A decrease in intensity level, from 66.74% to 21.31%, was detected during the first half of the twentieth century. Cultivated lands, located on arable land in the surroundings of the settlements, remained rather stable and continued being used intensively. However, the grasslands lost the added function of hay production, concentrating only on cattle grazing. Grasslands were not the only land cover that changed. The change in land use was also related to a large invasion of secondary vegetation and mixed woodland, especially in less “interesting” and peripherical areas such as the former shrubland of Mount Colletto. Those steep and unforgiving areas were the first to be completely abandoned. Chestnut woodlands, located in the surroundings of the settlements, were almost completely abandoned from 1980 onwards, but retained the activity of fruit production, even if there was less demand. Coppice woodlands, in contrast, maintained the function of wood production, but, there again, in a more extensive way. The general process of extensification and simplification of land use throughout the twentieth century was mostly related to the shift from multiple to single use of the land cover. Some combinations of functions completely disappeared, especially the combination of hay production and grazing, and wood and fruit production alongside grazing activities. The combinations of different functions for a single land cover largely disappeared and a monofunctional organisation of the landscape emerged. These extensification and simplification processes were first noted in peripheral areas (outfield), and later moved towards the infield and higher meadows, with relevant ecological effects, as documented in other valleys of the Ligurian Apennines and beyond (a recent contribution by Piana et al. [55]).

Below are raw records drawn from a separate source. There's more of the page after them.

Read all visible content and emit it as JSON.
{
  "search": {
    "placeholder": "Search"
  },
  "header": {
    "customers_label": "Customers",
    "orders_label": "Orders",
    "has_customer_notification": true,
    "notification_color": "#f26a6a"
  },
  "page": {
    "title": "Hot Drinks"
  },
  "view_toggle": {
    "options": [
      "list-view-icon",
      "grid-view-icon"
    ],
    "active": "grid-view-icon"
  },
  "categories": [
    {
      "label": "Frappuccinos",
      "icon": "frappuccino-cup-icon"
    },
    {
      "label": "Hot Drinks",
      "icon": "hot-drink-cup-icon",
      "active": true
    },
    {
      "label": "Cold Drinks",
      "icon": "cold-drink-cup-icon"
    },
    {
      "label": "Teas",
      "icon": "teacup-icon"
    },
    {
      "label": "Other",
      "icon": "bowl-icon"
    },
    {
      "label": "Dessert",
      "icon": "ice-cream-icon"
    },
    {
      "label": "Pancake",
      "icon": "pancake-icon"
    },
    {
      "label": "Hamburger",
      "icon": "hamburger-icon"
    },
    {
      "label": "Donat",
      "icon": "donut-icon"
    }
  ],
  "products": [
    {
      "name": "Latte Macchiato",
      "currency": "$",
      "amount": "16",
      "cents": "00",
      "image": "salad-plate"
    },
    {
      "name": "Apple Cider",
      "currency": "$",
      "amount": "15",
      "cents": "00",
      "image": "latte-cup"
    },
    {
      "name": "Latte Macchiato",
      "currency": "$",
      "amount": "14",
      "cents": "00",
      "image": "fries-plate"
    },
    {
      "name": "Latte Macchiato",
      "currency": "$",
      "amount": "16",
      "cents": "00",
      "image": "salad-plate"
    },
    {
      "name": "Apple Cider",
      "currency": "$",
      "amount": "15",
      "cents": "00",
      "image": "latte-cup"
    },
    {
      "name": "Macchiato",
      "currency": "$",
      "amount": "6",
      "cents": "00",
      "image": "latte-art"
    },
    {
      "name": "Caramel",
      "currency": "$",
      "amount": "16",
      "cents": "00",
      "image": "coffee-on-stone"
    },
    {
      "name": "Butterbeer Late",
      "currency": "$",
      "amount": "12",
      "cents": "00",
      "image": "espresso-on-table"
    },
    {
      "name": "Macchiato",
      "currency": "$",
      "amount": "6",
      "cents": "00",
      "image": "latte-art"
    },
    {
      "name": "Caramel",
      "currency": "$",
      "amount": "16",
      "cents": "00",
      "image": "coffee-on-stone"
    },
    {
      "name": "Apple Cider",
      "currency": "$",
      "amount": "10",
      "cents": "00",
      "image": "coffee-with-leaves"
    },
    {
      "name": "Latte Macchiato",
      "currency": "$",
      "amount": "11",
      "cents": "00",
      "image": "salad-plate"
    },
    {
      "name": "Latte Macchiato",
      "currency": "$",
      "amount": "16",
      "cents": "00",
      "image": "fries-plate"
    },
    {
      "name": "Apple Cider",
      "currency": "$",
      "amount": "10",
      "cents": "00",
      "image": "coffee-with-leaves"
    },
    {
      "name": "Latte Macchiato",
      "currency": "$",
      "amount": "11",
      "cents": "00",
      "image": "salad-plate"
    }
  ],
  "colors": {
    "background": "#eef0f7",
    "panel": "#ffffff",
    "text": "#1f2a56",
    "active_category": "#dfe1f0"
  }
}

The landscape of the upper Borbera valley is nowadays almost completely abandoned, as at least 60% of the territory no longer has any function or use. Those areas are recognisable by the dominant presence of invasive secondary vegetation and mixed woodland, which do not have any active function for the livelihood of local inhabitants. Approximately 6.5% of the landscape is used in an extensive way, meaning meadows and grasslands for hay production, woodlands for wood production, and high coppices, the last intensively used areas, for wood production and grazing activities.

This large extensification and even abandonment process is directly related to the high population pressure at the end of the nineteenth century. The historical agro-silvo-pastoral system which produced a highly intensively used landscape was no longer sufficient to feed the growing population of the nineteenth and early twentieth centuries.

Nonetheless, the upper Borbera Valley still offers extensive land uses such as cattle grazing on hillside pastureland in combination with wood production in high beech woodland, resulting, mainly, from previous wooded meadow pastures. The disappearance of the agro-silvo-pastoral system and the subsequently fast and drastic change of land use had a large impact on the land cover and on the ethnobotanical heritage of the landscape. So, apart from the disappearance of ethnobotanical knowledge due to demographic decline, a large number of local species related to the historical rural system are no longer found in the Apennine landscape.